Einstieg in die Geschichte, Worldbuilding und Erzählstruktur
Der Prolog hat mir direkt gut gefallen, er war atmosphärisch, geheimnisvoll und hat sofort meine Neugier geweckt. Danach wurde es allerdings schwierig: Ich war ziemlich überfordert mit dem Worldbuilding. Es war schwer zu erkennen, wie die Welt funktioniert, welche Regeln gelten, wie die Charaktere miteinander verbunden sind. Zwar gibt es hinten im Buch ein Glossar, was ich grundsätzlich super finde, so konnte man wenigstens bestimmte Begriffe nochmal nachschlagen. Aber im Verlauf der Geschichte selbst wird vieles einfach zu wenig erklärt. Die Erzählstruktur wirkt stellenweise sprunghaft. Szenenwechsel, Actionszenen folgen oft in schneller Abfolge, ohne dass genügend erzählerischer Rahmen geboten wird, um das gelesene einzuordnen. Als jemand, der beim Lesen jeden Satz im Kopf wie einen Film visualisiert, bringen mich solche Ungereimtheiten komplett aus dem Lesefluss. Ich musste einzelne Kapitel mehrfach hören oder nachlesen, weil mir der inhaltliche Zusammenhang gefehlt hat. Vieles blieb unklar, sowohl das übergeordnete Ziel der Figuren als auch die Verbindung einzelner Szenen untereinander. Das hat es mir insgesamt sehr schwer gemacht, in der Geschichte zu bleiben.
Charaktere & Humor
Ein echtes Highlight war für mich Louve. Sie ist frech, grumpy, selbstbewusst und bringt eine erfrischende Art mit sich, die sich deutlich von typischen Fantasy-Heldinnen abhebt. Ihre Dialoge, auch mit der derberen Wortwahl, haben super zu ihr gepasst und der Welt eine eigene Note gegeben. Auch wenn Louves Entwicklung später für mich nicht ganz nachvollziehbar war, war sie insgesamt noch die Figur, mit der ich am ehesten mitgehen konnte. Mit den anderen Charakteren, vor allem Enean, bin ich leider nicht so richtig warm geworden. Ich konnte ihre Motivationen und Handlungen oft schwer nachvollziehen, und ihre Beziehungen untereinander waren für mich nicht klar greifbar.
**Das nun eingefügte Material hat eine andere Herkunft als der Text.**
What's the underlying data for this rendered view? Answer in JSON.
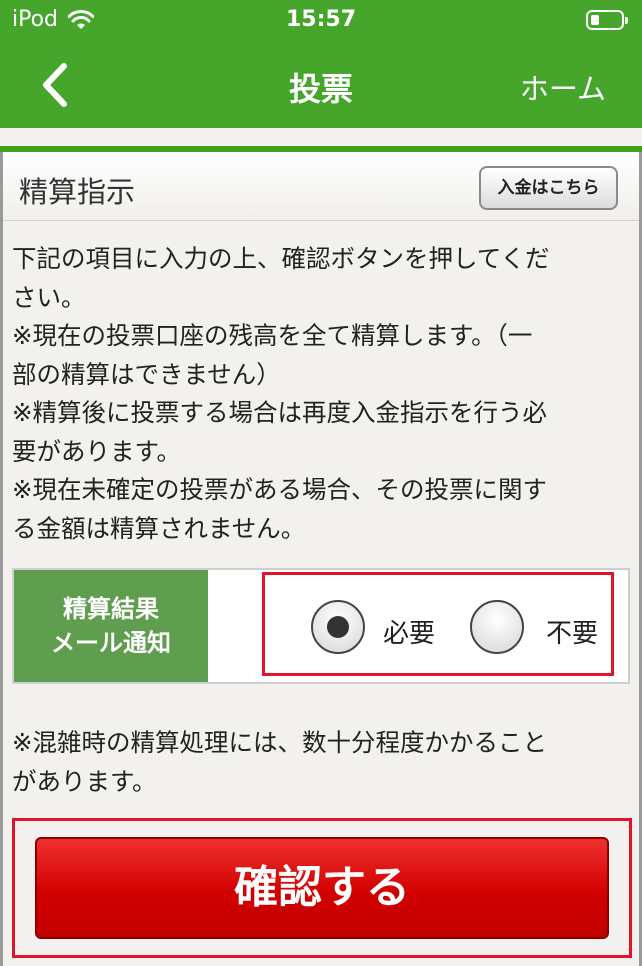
{
  "status": {
    "carrier": "iPod",
    "time": "15:57"
  },
  "nav": {
    "title": "投票",
    "home_label": "ホーム"
  },
  "section": {
    "title": "精算指示",
    "deposit_button": "入金はこちら"
  },
  "instructions": [
    "下記の項目に入力の上、確認ボタンを押してくだ\nさい。",
    "※現在の投票口座の残高を全て精算します。（一\n部の精算はできません）",
    "※精算後に投票する場合は再度入金指示を行う必\n要があります。",
    "※現在未確定の投票がある場合、その投票に関す\nる金額は精算されません。"
  ],
  "setting": {
    "label_line1": "精算結果",
    "label_line2": "メール通知",
    "options": [
      "必要",
      "不要"
    ],
    "selected": "必要"
  },
  "note": "※混雑時の精算処理には、数十分程度かかること\nがあります。",
  "confirm_label": "確認する"
}
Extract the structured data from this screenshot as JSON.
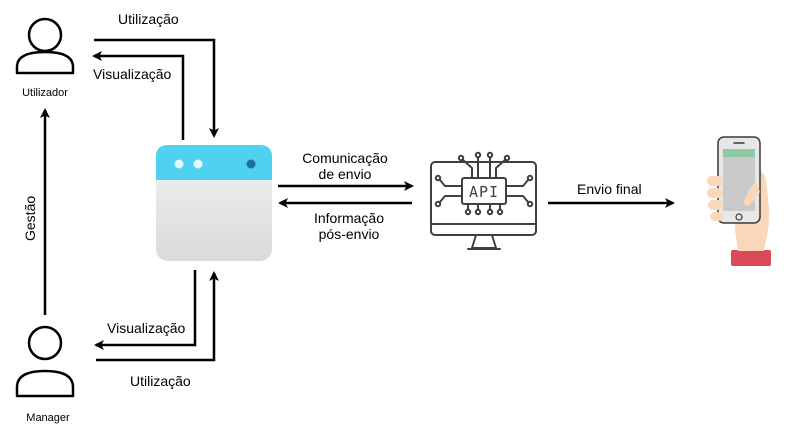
{
  "actors": {
    "top": "Utilizador",
    "bottom": "Manager"
  },
  "edges": {
    "top_use": "Utilização",
    "top_view": "Visualização",
    "bottom_view": "Visualização",
    "bottom_use": "Utilização",
    "management": "Gestão",
    "comm_line1": "Comunicação",
    "comm_line2": "de envio",
    "info_line1": "Informação",
    "info_line2": "pós-envio",
    "final": "Envio final"
  },
  "api": {
    "chip_text": "API"
  },
  "colors": {
    "app_header": "#4FD1F0",
    "app_body": "#E6E6E6",
    "stroke": "#000000",
    "monitor": "#404040",
    "hand_skin": "#F9D7B8",
    "cuff": "#D94A5A",
    "phone_screen": "#C9C9C9",
    "phone_screen_top": "#8FC9A6"
  },
  "icons": [
    "user-icon",
    "app-window-icon",
    "api-monitor-icon",
    "hand-phone-icon"
  ]
}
Magiesystem, Schatten & Ideenreichtum
Trotz meiner Schwierigkeiten muss ich sagen: Es steckt wahnsinnig viel Potenzial in dieser Welt. Auch die Mischung aus urbaner, leicht dystopischer Fantasy mit einer eigenen Stadt, Schattenassassinen und seltsamen Wesen hat richtig viel Reiz. Gleichzeitig finden sich darin aber auch moderne Elemente wie Technik, Elektronik und alltägliche Gegenstände wieder, was dem Setting eine originelle Note verleiht. Leider wurde das alles nur angerissen, ohne richtig ausgebaut zu werden. Ich hätte mir gewünscht, dass das Magiesystem, die Schatten, die Azae intensiver erklärt werden. Vieles bleibt unklar oder wirkt wie im Vorbeigehen erzählt. Vielleicht wird das im zweiten Band noch aufgegriffen aber im ersten Teil hätte ich mir mehr Klarheit gewünscht.
Fazit
Auch wenn mir das Buch insgesamt nicht wirklich gefallen hat, sehe ich darin dennoch viel Potenzial. Die Welt ist voller spannender Ideen und der Humor in den Dialogen sowie die Figur Louve bringen Farbe in eine ansonsten eher düstere Welt. Die Autorin zeigt in vielen kleinen Momenten definitiv ihr Können, denn immer wieder finden sich poetische und perfekt formulierte Passagen, die mich beeindruckt haben.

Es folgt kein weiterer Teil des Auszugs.